Rotary International, the Glenwood Springs club’s parent organization, was founded in 1905 and now comprises more than 34,000 chapters worldwide. A collective of professionals and business leaders, Rotary has a mission that states that it seeks to “provide service to others, promote integrity, and advance world understanding, goodwill and peace.” The organization’s Youth Exchange was begun by several European chapters in the 1920s, and today includes students from around the globe.

LOVE AND CURIOSITY

Glenwood Springs chapter member Patricia Kramer, who joined in the late 1980s and spent 25 years involved with the group’s exchange program, remembers her first hosting experience well. In 1991, her family hosted an Australian student named Christine at the last minute, when Christine’s original host situation was not working out.

“I was asked if, in the next two days, my husband and I would be willing to host a student,” she said. Despite having two young children of their own at home, the Kramers accepted.

“We said sure,” Kramer recalled. “We had a concrete unfinished basement then — but we hit Wal-Mart, hung material for walls, found a box spring and mattress, and Christine moved in that weekend. We still hear from her. She’s a mother of three and nurse midwife in Brisbane.”

The experience was such a positive one that it influenced Kramer to want to become more involved with Rotary’s exchange program, and she has since hosted many other students. She believes passionately in the impact the program has on its participants, especially after observing their bonds as an exchange counselor.
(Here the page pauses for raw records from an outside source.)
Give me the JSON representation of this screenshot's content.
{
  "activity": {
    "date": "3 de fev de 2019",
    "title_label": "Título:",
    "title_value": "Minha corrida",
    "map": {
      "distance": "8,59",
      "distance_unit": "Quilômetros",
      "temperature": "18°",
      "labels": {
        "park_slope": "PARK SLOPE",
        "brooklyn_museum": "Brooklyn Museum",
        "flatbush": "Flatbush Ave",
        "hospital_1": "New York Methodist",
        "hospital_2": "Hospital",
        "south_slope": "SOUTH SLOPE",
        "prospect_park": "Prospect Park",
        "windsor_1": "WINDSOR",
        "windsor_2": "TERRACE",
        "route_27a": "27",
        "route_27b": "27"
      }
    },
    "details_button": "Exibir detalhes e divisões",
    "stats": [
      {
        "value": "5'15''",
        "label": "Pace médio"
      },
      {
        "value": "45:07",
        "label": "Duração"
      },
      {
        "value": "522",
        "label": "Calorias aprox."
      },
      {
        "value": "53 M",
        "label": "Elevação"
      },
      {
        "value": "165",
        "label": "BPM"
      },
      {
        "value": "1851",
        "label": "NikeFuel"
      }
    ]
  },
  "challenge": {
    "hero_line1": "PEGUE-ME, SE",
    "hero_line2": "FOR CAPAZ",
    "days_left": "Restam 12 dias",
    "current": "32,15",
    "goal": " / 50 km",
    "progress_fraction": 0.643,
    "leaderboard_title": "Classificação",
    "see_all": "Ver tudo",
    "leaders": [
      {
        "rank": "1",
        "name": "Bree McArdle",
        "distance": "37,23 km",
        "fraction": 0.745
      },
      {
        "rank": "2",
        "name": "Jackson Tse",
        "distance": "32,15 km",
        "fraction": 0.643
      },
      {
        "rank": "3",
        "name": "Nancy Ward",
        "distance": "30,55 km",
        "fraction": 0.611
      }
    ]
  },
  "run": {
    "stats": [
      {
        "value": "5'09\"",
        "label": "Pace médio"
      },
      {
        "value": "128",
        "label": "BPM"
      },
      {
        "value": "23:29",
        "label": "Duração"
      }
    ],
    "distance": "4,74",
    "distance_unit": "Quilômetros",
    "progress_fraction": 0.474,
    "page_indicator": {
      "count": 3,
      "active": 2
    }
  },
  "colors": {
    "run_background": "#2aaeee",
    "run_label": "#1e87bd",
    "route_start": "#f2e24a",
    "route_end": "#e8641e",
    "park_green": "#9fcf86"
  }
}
“I watched the host families open their homes and hearts to someone else’s child from the other side of the planet and grow to love them and enjoy them as one of their own,” Kramer said. “Hosting allows you to have sons and daughters all over the world.”

Today, Kramer even receives Mother’s Day cards from her former exchange students. She stressed that the rewards of hosting far outweigh the challenges.

“If I could host with two toddlers and an unfinished basement, working full time, anyone can host,” Kramer said. “All it takes is love and curiosity about the rest of the world. This is a program that builds goodwill and friendship among nations and cultures, one fine, energetic, open young person at a time.”

HOSTING OPPORTUNITIES

Members of the community interested in hosting should know that the time commitment is just three months, since the Rotary program is designed to expose an exchange student to multiple families during a school year.

“When students come, they join the host family’s life,” said the Glenwood club’s Skramstad. “We want them to be able to see what life is like for an American family, and since not all families are the same, they move between three different ones throughout their stay.”

The program accepts teens aged 15-19. In the past, the valley’s Rotary clubs have hosted high school students from Russia, Japan, Chile, Argentina, Sweden and many other countries.

“We’ve been doing this for a long time, about 20 years,” said Robin Tolan, the Carbondale Rotary Club’s incoming president and outgoing youth exchange officer. “Between the clubs in Glenwood and Carbondale, we’ve probably sponsored more than 50 kids since then.”

For the upcoming 2016-17 school year, the clubs in the lower Roaring Fork Valley plan to host four students from Germany, India, Spain and Brazil, and a total of 12 host families are needed to accommodate them.

“The exchange program changes these students’ and hosts’ lives in a big way,” Tolan said. “Everyone involved will tell you they now have lifelong friends around the world because of it.”